Like most of you, I often get forwarded e-mail messages that contain inaccurate, unfair, and unkind information. And also like you, I hear things being said on the radio or on TV that are of a similar nature.
Recently, I have received several forwarded e-mail messages from a friend and former colleague. A few days ago I responded by saying that I was disappointed in him. Since he is a minister, I wrote that I expect him not to forward e-mails that are inaccurate, unfair, and unkind.
I realize that from time to time I may express opinions on this blog that some of you do not agree with. But I have never knowingly or intentionally written anything that is inaccurate, unfair, or unkind. If any of you ever think that I have done that, please let me know. It is natural for people to have different opinions, but they ought to be able to agree on the facts.
Bernard Baruch (1870-1965) was an American financier and presidential advisor. You have probably heard his oft-quoted words, spoken in 1950, but here they are again: “Every man has a right to his own opinion, but no man has a right to be wrong in his facts.” (I am sure he thought that the same was true for women.)
Rotary International has an excellent “four-way test” that is often repeated at their meetings. This is the first of the four tests: “Is it the truth?” That is what Rotarians seek to ask themselves about everything they think, say, or do. What a difference it would make in society if we all asked ourselves that question and sought to say only that which is truthful (accurate).
“Is it fair to all concerned?” is the second part of Rotary’s four-way test: Fairness is an attitude marked by impartiality and honesty; it is free from self-interest, prejudice, or favoritism. Fairness sees all people as being of equal value, so it doesn’t treat some people better than others just because they are friends.
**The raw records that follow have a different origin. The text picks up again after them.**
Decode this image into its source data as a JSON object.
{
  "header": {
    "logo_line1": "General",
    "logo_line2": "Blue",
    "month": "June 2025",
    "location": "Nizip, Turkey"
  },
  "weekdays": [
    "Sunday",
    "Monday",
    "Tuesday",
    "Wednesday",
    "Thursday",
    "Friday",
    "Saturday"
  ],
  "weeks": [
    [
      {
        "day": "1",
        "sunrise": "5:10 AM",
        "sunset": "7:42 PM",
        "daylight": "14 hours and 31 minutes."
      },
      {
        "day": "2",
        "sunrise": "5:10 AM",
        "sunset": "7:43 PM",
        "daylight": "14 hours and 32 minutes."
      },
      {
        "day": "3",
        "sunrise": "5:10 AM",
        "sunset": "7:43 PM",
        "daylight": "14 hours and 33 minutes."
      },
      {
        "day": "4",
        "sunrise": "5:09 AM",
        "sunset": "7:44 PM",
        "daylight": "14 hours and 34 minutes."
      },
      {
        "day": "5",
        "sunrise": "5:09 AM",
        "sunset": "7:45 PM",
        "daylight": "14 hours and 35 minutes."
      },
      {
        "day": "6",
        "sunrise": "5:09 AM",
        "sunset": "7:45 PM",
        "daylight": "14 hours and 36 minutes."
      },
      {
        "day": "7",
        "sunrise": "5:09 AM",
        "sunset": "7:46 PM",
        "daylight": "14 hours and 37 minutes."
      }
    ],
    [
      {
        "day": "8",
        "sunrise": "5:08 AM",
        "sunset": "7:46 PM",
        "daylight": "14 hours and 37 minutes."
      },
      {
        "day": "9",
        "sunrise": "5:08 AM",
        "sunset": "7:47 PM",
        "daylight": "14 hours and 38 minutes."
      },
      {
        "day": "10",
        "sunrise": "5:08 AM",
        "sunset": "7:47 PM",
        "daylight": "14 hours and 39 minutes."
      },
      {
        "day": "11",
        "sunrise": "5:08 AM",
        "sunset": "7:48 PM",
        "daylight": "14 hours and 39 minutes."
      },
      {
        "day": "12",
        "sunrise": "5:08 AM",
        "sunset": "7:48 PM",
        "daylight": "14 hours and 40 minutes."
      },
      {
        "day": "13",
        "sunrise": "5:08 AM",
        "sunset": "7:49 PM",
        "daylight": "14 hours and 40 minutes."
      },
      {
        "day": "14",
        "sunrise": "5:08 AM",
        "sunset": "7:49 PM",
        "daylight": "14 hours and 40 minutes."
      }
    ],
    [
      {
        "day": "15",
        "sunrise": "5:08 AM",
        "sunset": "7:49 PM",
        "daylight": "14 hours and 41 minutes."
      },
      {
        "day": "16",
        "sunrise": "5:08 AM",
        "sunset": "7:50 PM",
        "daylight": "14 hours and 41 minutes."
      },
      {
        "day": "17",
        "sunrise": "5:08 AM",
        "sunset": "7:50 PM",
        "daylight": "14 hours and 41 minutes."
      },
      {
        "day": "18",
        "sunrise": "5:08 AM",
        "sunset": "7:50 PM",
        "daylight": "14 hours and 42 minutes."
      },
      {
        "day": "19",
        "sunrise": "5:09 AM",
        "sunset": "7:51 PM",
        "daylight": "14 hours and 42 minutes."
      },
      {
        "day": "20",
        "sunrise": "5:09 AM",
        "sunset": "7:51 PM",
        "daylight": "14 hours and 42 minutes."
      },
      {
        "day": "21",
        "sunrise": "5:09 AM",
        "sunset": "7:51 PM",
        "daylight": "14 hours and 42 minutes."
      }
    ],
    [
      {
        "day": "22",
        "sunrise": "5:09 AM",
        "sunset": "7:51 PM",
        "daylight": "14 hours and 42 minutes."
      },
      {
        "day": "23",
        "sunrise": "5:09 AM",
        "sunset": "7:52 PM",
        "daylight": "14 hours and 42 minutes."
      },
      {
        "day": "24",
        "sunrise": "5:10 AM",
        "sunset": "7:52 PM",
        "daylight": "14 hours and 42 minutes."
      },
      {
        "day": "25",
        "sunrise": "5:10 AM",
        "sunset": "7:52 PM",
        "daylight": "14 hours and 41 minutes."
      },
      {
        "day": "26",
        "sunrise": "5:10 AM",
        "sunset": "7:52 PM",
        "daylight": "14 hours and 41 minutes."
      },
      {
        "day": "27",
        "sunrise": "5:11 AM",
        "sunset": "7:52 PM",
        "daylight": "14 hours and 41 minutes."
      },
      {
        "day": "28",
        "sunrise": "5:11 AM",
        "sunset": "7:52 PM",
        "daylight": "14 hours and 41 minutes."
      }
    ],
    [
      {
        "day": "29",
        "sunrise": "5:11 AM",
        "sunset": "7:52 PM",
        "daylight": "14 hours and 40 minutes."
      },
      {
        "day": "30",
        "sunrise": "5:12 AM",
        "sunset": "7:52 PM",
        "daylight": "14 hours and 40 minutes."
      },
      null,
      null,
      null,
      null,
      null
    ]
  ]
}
And then there is the important matter of kindness. Someone has said, “Kindness is loving people more than they deserve.” That is probably true. Thus, unkindness is treating people worse than they deserve.
During this election season, I wish that our politicians, and their supporters, would only say things that are accurate, fair, and kind. But I guess there is little chance of that happening. Still, we all need to decide on whom to vote for on the basis of a rational evaluation of the positions the candidates take on the important issues of the day. Certainly our votes should never be swayed by inaccurate, unfair, or unkind remarks. And we shouldn’t seek to sway other peoples’ votes by that means either.
Good citizens and people of integrity will try never to be guilty of saying (or passing on) information (or campaign propaganda) that is inaccurate, unfair, or unkind. So let’s pledge that we will seek, as much as possible, to be accurate, fair, and kind in all that we say and do. And let’s encourage our politicians (as well as our friends) to do the same.